Oldest Everest climber says he was surprised he broke record
 
Takao Arayama didn't set out to break a record when he climbed Mount Everest, but last week the 70-year-old Japanese reportedly became the oldest man to scale the world's highest peak.
Arayama, of Kamakura, Japan, was 70 years, seven months and 13 days old when he stepped onto the 8,850-meter (29,035-foot) peak on May 17, edging out the previous record holder by three days, according to the mountaineering company that arranged his climb.

"I climbed Qomolangma [Everest] to mark my age, 70, and had no other intention," Arayama told The Associated Press on his return Tuesday to the Nepalese capital, Katmandu.

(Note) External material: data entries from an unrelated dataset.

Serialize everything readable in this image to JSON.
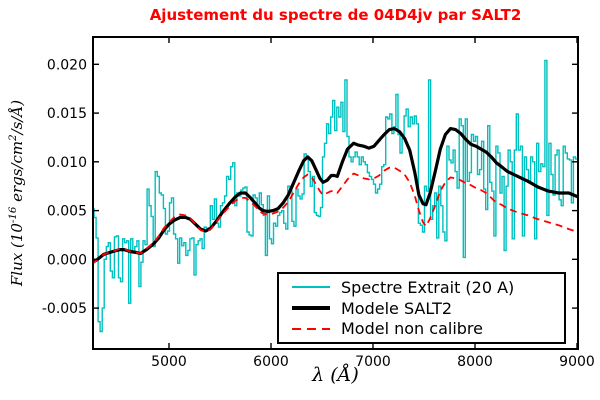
{
  "title": {
    "text": "Ajustement du spectre de 04D4jv par SALT2",
    "color": "#ff0000"
  },
  "axes": {
    "xlabel": "λ (Å)",
    "ylabel": {
      "pre": "Flux (10",
      "exp": "-16",
      "mid": " ergs/cm",
      "exp2": "2",
      "suf": "/s/Å)"
    },
    "xticks": [
      "5000",
      "6000",
      "7000",
      "8000",
      "9000"
    ],
    "yticks": [
      "0.020",
      "0.015",
      "0.010",
      "0.005",
      "0.000",
      "-0.005"
    ]
  },
  "legend": {
    "items": [
      {
        "label": "Spectre Extrait (20 A)",
        "color": "#00bfbf",
        "style": "solid-thin"
      },
      {
        "label": "Modele SALT2",
        "color": "#000000",
        "style": "solid-thick"
      },
      {
        "label": "Model non calibre",
        "color": "#ff0000",
        "style": "dashed"
      }
    ]
  },
  "chart_data": {
    "type": "line",
    "title": "Ajustement du spectre de 04D4jv par SALT2",
    "xlabel": "λ (Å)",
    "ylabel": "Flux (10^-16 ergs/cm^2/s/Å)",
    "xlim": [
      4255,
      9010
    ],
    "ylim": [
      -0.0092,
      0.0228
    ],
    "grid": false,
    "legend_position": "lower right",
    "series": [
      {
        "name": "Spectre Extrait (20 A)",
        "color": "#00bfbf",
        "style": "step",
        "bin_width": 20,
        "x_start": 4255,
        "x_step": 20,
        "values": [
          0.0052,
          0.0043,
          0.0022,
          -0.0064,
          -0.0074,
          -0.005,
          0.0,
          0.0013,
          0.0017,
          -0.0012,
          -0.0019,
          0.0023,
          0.0024,
          -0.0019,
          -0.0023,
          0.0021,
          0.0017,
          0.0019,
          -0.0045,
          0.0021,
          0.0008,
          0.0013,
          0.0019,
          -0.0028,
          -0.0003,
          0.0019,
          0.0015,
          0.0072,
          0.0055,
          0.0044,
          0.0013,
          0.009,
          0.0085,
          0.0068,
          0.0066,
          0.0052,
          0.0026,
          0.0029,
          0.0058,
          0.0063,
          0.0026,
          0.0021,
          -0.0004,
          0.0022,
          0.0014,
          0.0017,
          0.0004,
          0.0009,
          0.0021,
          0.0022,
          -0.0016,
          0.0015,
          0.0019,
          0.0021,
          0.0011,
          0.0033,
          0.0032,
          0.003,
          0.0055,
          0.0041,
          0.0062,
          0.0037,
          0.0033,
          0.0055,
          0.0058,
          0.0065,
          0.0085,
          0.0082,
          0.0095,
          0.0099,
          0.0055,
          0.0068,
          0.0065,
          0.0071,
          0.0073,
          0.0074,
          0.0028,
          0.0025,
          0.0024,
          0.0066,
          0.0063,
          0.0053,
          0.0068,
          0.0056,
          0.0045,
          0.0004,
          0.0065,
          0.0021,
          0.0016,
          0.0037,
          0.0034,
          0.0045,
          0.0048,
          0.005,
          0.0037,
          0.0031,
          0.0075,
          0.007,
          0.0039,
          0.0034,
          0.0072,
          0.0065,
          0.0062,
          0.0067,
          0.0108,
          0.0105,
          0.009,
          0.0075,
          0.0085,
          0.0048,
          0.0045,
          0.0044,
          0.0053,
          0.0105,
          0.0119,
          0.0139,
          0.0129,
          0.0146,
          0.0163,
          0.0132,
          0.0156,
          0.0146,
          0.0161,
          0.0131,
          0.0184,
          0.0126,
          0.0105,
          0.01,
          0.0105,
          0.011,
          0.0105,
          0.0097,
          0.0105,
          0.01,
          0.0097,
          0.0089,
          0.0085,
          0.0082,
          0.0077,
          0.0068,
          0.0072,
          0.0077,
          0.0095,
          0.0097,
          0.0146,
          0.0144,
          0.0149,
          0.0129,
          0.0136,
          0.0169,
          0.0128,
          0.0109,
          0.0124,
          0.0147,
          0.0154,
          0.0136,
          0.0146,
          0.0139,
          0.0147,
          0.0139,
          0.0037,
          0.0035,
          0.0028,
          0.0075,
          0.007,
          0.0184,
          0.0041,
          0.0055,
          0.0068,
          0.0022,
          0.0075,
          0.0055,
          0.0028,
          0.0019,
          0.0116,
          0.0102,
          0.0099,
          0.0112,
          0.009,
          0.0073,
          0.0144,
          0.0137,
          0.0002,
          0.0144,
          0.008,
          0.0089,
          0.0128,
          0.0121,
          0.0126,
          0.0087,
          0.0092,
          0.0121,
          0.0072,
          0.0051,
          0.0137,
          0.0079,
          0.007,
          0.0024,
          0.0116,
          0.0109,
          0.0068,
          0.0085,
          0.0009,
          0.0075,
          0.0112,
          0.01,
          0.0021,
          0.0112,
          0.0149,
          0.0112,
          0.0116,
          0.0024,
          0.0105,
          0.0092,
          0.0079,
          0.0105,
          0.01,
          0.0021,
          0.0119,
          0.009,
          0.0098,
          0.0095,
          0.0204,
          0.0045,
          0.0119,
          0.0087,
          0.0066,
          0.0107,
          0.0112,
          0.0061,
          0.0055,
          0.0116,
          0.0109,
          0.0103,
          0.0102,
          0.0058,
          0.0105,
          0.0103
        ]
      },
      {
        "name": "Modele SALT2",
        "color": "#000000",
        "style": "line",
        "x": [
          4255,
          4300,
          4360,
          4450,
          4520,
          4560,
          4620,
          4680,
          4720,
          4780,
          4850,
          4900,
          4950,
          5000,
          5050,
          5110,
          5160,
          5210,
          5260,
          5310,
          5360,
          5410,
          5470,
          5530,
          5590,
          5650,
          5700,
          5750,
          5800,
          5850,
          5880,
          5920,
          5970,
          6020,
          6070,
          6120,
          6170,
          6220,
          6270,
          6320,
          6360,
          6400,
          6440,
          6480,
          6510,
          6550,
          6590,
          6620,
          6650,
          6700,
          6750,
          6810,
          6860,
          6910,
          6960,
          7010,
          7060,
          7110,
          7160,
          7210,
          7260,
          7310,
          7360,
          7410,
          7450,
          7490,
          7520,
          7560,
          7610,
          7660,
          7710,
          7760,
          7810,
          7860,
          7910,
          7960,
          8010,
          8060,
          8110,
          8160,
          8210,
          8260,
          8320,
          8420,
          8520,
          8620,
          8720,
          8820,
          8920,
          9010
        ],
        "y": [
          -0.0003,
          0.0,
          0.0005,
          0.0008,
          0.001,
          0.001,
          0.0008,
          0.0007,
          0.0006,
          0.001,
          0.0016,
          0.0022,
          0.003,
          0.0036,
          0.004,
          0.0043,
          0.0043,
          0.0041,
          0.0036,
          0.0031,
          0.0029,
          0.0032,
          0.004,
          0.0049,
          0.0057,
          0.0064,
          0.0068,
          0.0068,
          0.0063,
          0.0057,
          0.0053,
          0.005,
          0.0049,
          0.005,
          0.0052,
          0.0058,
          0.0066,
          0.0078,
          0.009,
          0.0101,
          0.0105,
          0.0101,
          0.0092,
          0.0083,
          0.0079,
          0.0081,
          0.0086,
          0.0086,
          0.0085,
          0.01,
          0.0113,
          0.0119,
          0.0117,
          0.0116,
          0.0114,
          0.0116,
          0.0122,
          0.0128,
          0.0133,
          0.0134,
          0.0131,
          0.0124,
          0.0112,
          0.0089,
          0.0066,
          0.0057,
          0.0056,
          0.0068,
          0.009,
          0.0113,
          0.0128,
          0.0134,
          0.0133,
          0.0129,
          0.0123,
          0.0118,
          0.0116,
          0.0113,
          0.011,
          0.0105,
          0.0099,
          0.0095,
          0.009,
          0.0085,
          0.008,
          0.0074,
          0.007,
          0.0068,
          0.0068,
          0.0064
        ]
      },
      {
        "name": "Model non calibre",
        "color": "#ff0000",
        "style": "dashed",
        "x": [
          4255,
          4300,
          4360,
          4450,
          4520,
          4560,
          4620,
          4680,
          4720,
          4780,
          4850,
          4900,
          4950,
          5000,
          5050,
          5110,
          5160,
          5210,
          5260,
          5310,
          5360,
          5410,
          5470,
          5530,
          5590,
          5650,
          5700,
          5750,
          5800,
          5850,
          5880,
          5920,
          5970,
          6020,
          6070,
          6120,
          6170,
          6220,
          6270,
          6320,
          6360,
          6400,
          6440,
          6480,
          6510,
          6550,
          6590,
          6620,
          6650,
          6700,
          6750,
          6810,
          6860,
          6910,
          6960,
          7010,
          7060,
          7110,
          7160,
          7210,
          7260,
          7310,
          7360,
          7410,
          7450,
          7490,
          7520,
          7560,
          7610,
          7660,
          7710,
          7760,
          7810,
          7860,
          7910,
          7960,
          8010,
          8060,
          8110,
          8160,
          8210,
          8260,
          8320,
          8420,
          8520,
          8620,
          8720,
          8820,
          8920,
          9010
        ],
        "y": [
          -0.0004,
          0.0,
          0.0005,
          0.0008,
          0.0011,
          0.0011,
          0.0008,
          0.0007,
          0.0006,
          0.0011,
          0.0017,
          0.0024,
          0.0032,
          0.0038,
          0.0043,
          0.0046,
          0.0045,
          0.0042,
          0.0036,
          0.003,
          0.0028,
          0.0031,
          0.0039,
          0.0047,
          0.0054,
          0.006,
          0.0063,
          0.0063,
          0.0059,
          0.0054,
          0.005,
          0.0047,
          0.0046,
          0.0047,
          0.0049,
          0.0053,
          0.0059,
          0.0068,
          0.0077,
          0.0084,
          0.0087,
          0.0084,
          0.0077,
          0.007,
          0.0066,
          0.0068,
          0.007,
          0.007,
          0.0068,
          0.0075,
          0.0082,
          0.0088,
          0.0086,
          0.0083,
          0.0082,
          0.0083,
          0.0086,
          0.0091,
          0.0094,
          0.0094,
          0.0091,
          0.0087,
          0.0079,
          0.0065,
          0.005,
          0.0038,
          0.0034,
          0.0042,
          0.0055,
          0.007,
          0.0079,
          0.0084,
          0.0083,
          0.0081,
          0.0078,
          0.0076,
          0.0073,
          0.0071,
          0.0068,
          0.0063,
          0.0058,
          0.0056,
          0.0052,
          0.0048,
          0.0045,
          0.0041,
          0.0038,
          0.0035,
          0.0031,
          0.0028
        ]
      }
    ]
  }
}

He said it was only as he was returning to base camp that his fellow climbers told him he had become the oldest person to reach the summit.

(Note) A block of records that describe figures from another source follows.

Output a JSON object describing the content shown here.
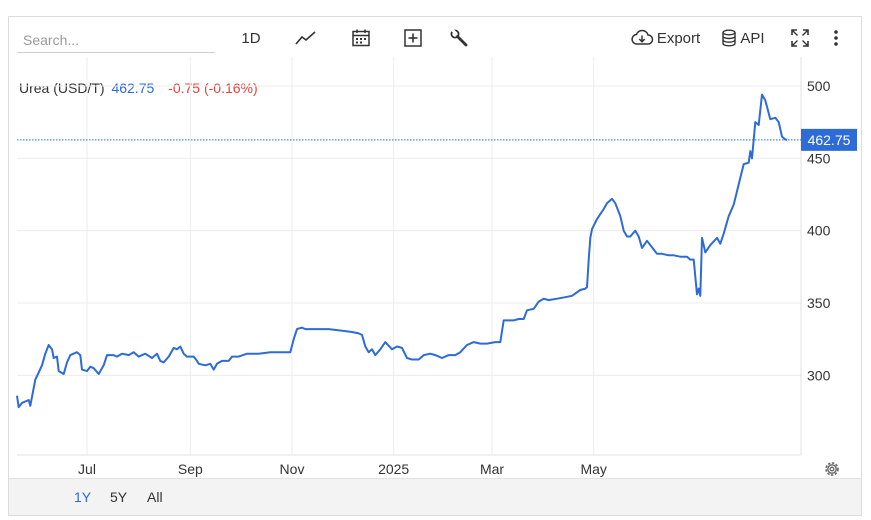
{
  "toolbar": {
    "search_placeholder": "Search...",
    "interval_label": "1D",
    "export_label": "Export",
    "api_label": "API"
  },
  "quote": {
    "name": "Urea (USD/T)",
    "price": "462.75",
    "change": "-0.75 (-0.16%)"
  },
  "ranges": [
    "1Y",
    "5Y",
    "All"
  ],
  "active_range": "1Y",
  "colors": {
    "line": "#2d6bd6",
    "price_label_bg": "#2d6bd6",
    "negative": "#e0453a"
  },
  "chart_data": {
    "type": "line",
    "title": "",
    "xlabel": "",
    "ylabel": "",
    "x_tick_labels": [
      "Jul",
      "Sep",
      "Nov",
      "2025",
      "Mar",
      "May"
    ],
    "y_tick_labels": [
      "300",
      "350",
      "400",
      "450",
      "500"
    ],
    "ylim": [
      245,
      520
    ],
    "last_value_label": "462.75",
    "last_value": 462.75,
    "grid": true,
    "series": [
      {
        "values": [
          [
            "2024-05-20",
            286
          ],
          [
            "2024-05-21",
            278
          ],
          [
            "2024-05-23",
            281
          ],
          [
            "2024-05-27",
            283
          ],
          [
            "2024-05-28",
            279
          ],
          [
            "2024-05-31",
            297
          ],
          [
            "2024-06-04",
            307
          ],
          [
            "2024-06-06",
            315
          ],
          [
            "2024-06-08",
            321
          ],
          [
            "2024-06-10",
            318
          ],
          [
            "2024-06-11",
            312
          ],
          [
            "2024-06-13",
            313
          ],
          [
            "2024-06-14",
            303
          ],
          [
            "2024-06-17",
            301
          ],
          [
            "2024-06-19",
            309
          ],
          [
            "2024-06-21",
            314
          ],
          [
            "2024-06-25",
            316
          ],
          [
            "2024-06-27",
            314
          ],
          [
            "2024-06-28",
            304
          ],
          [
            "2024-07-01",
            303
          ],
          [
            "2024-07-03",
            306
          ],
          [
            "2024-07-05",
            305
          ],
          [
            "2024-07-08",
            301
          ],
          [
            "2024-07-11",
            307
          ],
          [
            "2024-07-13",
            314
          ],
          [
            "2024-07-17",
            314
          ],
          [
            "2024-07-19",
            313
          ],
          [
            "2024-07-22",
            315
          ],
          [
            "2024-07-26",
            314
          ],
          [
            "2024-07-29",
            316
          ],
          [
            "2024-08-01",
            313
          ],
          [
            "2024-08-05",
            315
          ],
          [
            "2024-08-09",
            312
          ],
          [
            "2024-08-12",
            315
          ],
          [
            "2024-08-14",
            310
          ],
          [
            "2024-08-16",
            309
          ],
          [
            "2024-08-19",
            313
          ],
          [
            "2024-08-22",
            319
          ],
          [
            "2024-08-24",
            318
          ],
          [
            "2024-08-26",
            320
          ],
          [
            "2024-08-28",
            315
          ],
          [
            "2024-08-30",
            313
          ],
          [
            "2024-09-03",
            313
          ],
          [
            "2024-09-05",
            310
          ],
          [
            "2024-09-06",
            308
          ],
          [
            "2024-09-10",
            307
          ],
          [
            "2024-09-13",
            308
          ],
          [
            "2024-09-15",
            304
          ],
          [
            "2024-09-17",
            308
          ],
          [
            "2024-09-20",
            310
          ],
          [
            "2024-09-24",
            310
          ],
          [
            "2024-09-26",
            313
          ],
          [
            "2024-09-30",
            313
          ],
          [
            "2024-10-05",
            315
          ],
          [
            "2024-10-12",
            315
          ],
          [
            "2024-10-19",
            316
          ],
          [
            "2024-10-26",
            316
          ],
          [
            "2024-10-31",
            316
          ],
          [
            "2024-11-02",
            325
          ],
          [
            "2024-11-04",
            332
          ],
          [
            "2024-11-07",
            333
          ],
          [
            "2024-11-09",
            332
          ],
          [
            "2024-11-16",
            332
          ],
          [
            "2024-11-23",
            332
          ],
          [
            "2024-11-30",
            331
          ],
          [
            "2024-12-07",
            330
          ],
          [
            "2024-12-11",
            329
          ],
          [
            "2024-12-13",
            328
          ],
          [
            "2024-12-15",
            320
          ],
          [
            "2024-12-17",
            316
          ],
          [
            "2024-12-19",
            318
          ],
          [
            "2024-12-21",
            314
          ],
          [
            "2024-12-24",
            318
          ],
          [
            "2024-12-27",
            323
          ],
          [
            "2024-12-31",
            318
          ],
          [
            "2025-01-03",
            320
          ],
          [
            "2025-01-06",
            319
          ],
          [
            "2025-01-09",
            312
          ],
          [
            "2025-01-12",
            311
          ],
          [
            "2025-01-16",
            311
          ],
          [
            "2025-01-19",
            314
          ],
          [
            "2025-01-23",
            315
          ],
          [
            "2025-01-26",
            314
          ],
          [
            "2025-01-30",
            312
          ],
          [
            "2025-02-03",
            314
          ],
          [
            "2025-02-07",
            314
          ],
          [
            "2025-02-10",
            316
          ],
          [
            "2025-02-14",
            321
          ],
          [
            "2025-02-18",
            323
          ],
          [
            "2025-02-22",
            322
          ],
          [
            "2025-02-26",
            322
          ],
          [
            "2025-03-03",
            323
          ],
          [
            "2025-03-06",
            323
          ],
          [
            "2025-03-08",
            338
          ],
          [
            "2025-03-14",
            338
          ],
          [
            "2025-03-17",
            339
          ],
          [
            "2025-03-20",
            339
          ],
          [
            "2025-03-22",
            345
          ],
          [
            "2025-03-26",
            346
          ],
          [
            "2025-03-29",
            351
          ],
          [
            "2025-04-01",
            353
          ],
          [
            "2025-04-04",
            352
          ],
          [
            "2025-04-09",
            353
          ],
          [
            "2025-04-14",
            354
          ],
          [
            "2025-04-18",
            355
          ],
          [
            "2025-04-23",
            359
          ],
          [
            "2025-04-26",
            360
          ],
          [
            "2025-04-27",
            361
          ],
          [
            "2025-04-28",
            380
          ],
          [
            "2025-04-29",
            395
          ],
          [
            "2025-04-30",
            401
          ],
          [
            "2025-05-03",
            408
          ],
          [
            "2025-05-07",
            415
          ],
          [
            "2025-05-09",
            419
          ],
          [
            "2025-05-12",
            422
          ],
          [
            "2025-05-14",
            419
          ],
          [
            "2025-05-17",
            410
          ],
          [
            "2025-05-19",
            400
          ],
          [
            "2025-05-21",
            396
          ],
          [
            "2025-05-23",
            396
          ],
          [
            "2025-05-26",
            400
          ],
          [
            "2025-05-28",
            396
          ],
          [
            "2025-05-30",
            388
          ],
          [
            "2025-06-02",
            393
          ],
          [
            "2025-06-06",
            387
          ],
          [
            "2025-06-08",
            384
          ],
          [
            "2025-06-11",
            384
          ],
          [
            "2025-06-15",
            383
          ],
          [
            "2025-06-18",
            383
          ],
          [
            "2025-06-22",
            382
          ],
          [
            "2025-06-26",
            382
          ],
          [
            "2025-06-28",
            380
          ],
          [
            "2025-06-30",
            380
          ],
          [
            "2025-07-02",
            356
          ],
          [
            "2025-07-03",
            360
          ],
          [
            "2025-07-04",
            355
          ],
          [
            "2025-07-05",
            395
          ],
          [
            "2025-07-06",
            390
          ],
          [
            "2025-07-07",
            385
          ],
          [
            "2025-07-10",
            390
          ],
          [
            "2025-07-14",
            395
          ],
          [
            "2025-07-16",
            391
          ],
          [
            "2025-07-18",
            398
          ],
          [
            "2025-07-21",
            410
          ],
          [
            "2025-07-24",
            418
          ],
          [
            "2025-07-27",
            432
          ],
          [
            "2025-07-30",
            446
          ],
          [
            "2025-08-02",
            447
          ],
          [
            "2025-08-03",
            455
          ],
          [
            "2025-08-04",
            450
          ],
          [
            "2025-08-06",
            475
          ],
          [
            "2025-08-08",
            473
          ],
          [
            "2025-08-10",
            494
          ],
          [
            "2025-08-12",
            490
          ],
          [
            "2025-08-15",
            477
          ],
          [
            "2025-08-18",
            478
          ],
          [
            "2025-08-20",
            475
          ],
          [
            "2025-08-22",
            465
          ],
          [
            "2025-08-24",
            463
          ],
          [
            "2025-08-25",
            462.75
          ]
        ]
      }
    ]
  }
}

Guinness World Records, which says the record is held by Yuichiro Miura, also of Japan, who reached the summit at the age of 70 years, seven months and 10 days, has not yet confirmed the feat.

Arayama said he suffered from exhaustion, headaches and breathing problems during his climb, but was able to surmount his difficulties with the help of Sherpa guides and bottled oxygen.

"I thought I had reached the highest point on earth, but I still had to descend ... I gave up relaxing ... stayed on the top for 30 minutes and then descended carefully," he said.

At the summit he said he took some photographs and left a photo of his pet dog.

Arayama said he first climbed a small mountain in Japan at age 12, and only began serious climbing in his 50's when he traveled to Europe to scale the Alps. After he retired at age 63, he said he began climbing bigger peaks.

He scaled 8,201-meter (26,900-foot) Mount Cho Oyu on the Nepal-China border in 1999 and 8,046-meter (26,400-foot) Mount Shisha Pangma in Tibet in 2004.

More than 1,500 climbers have reached the summit of Mount Everest in the last 53 years and some 190 have died trying.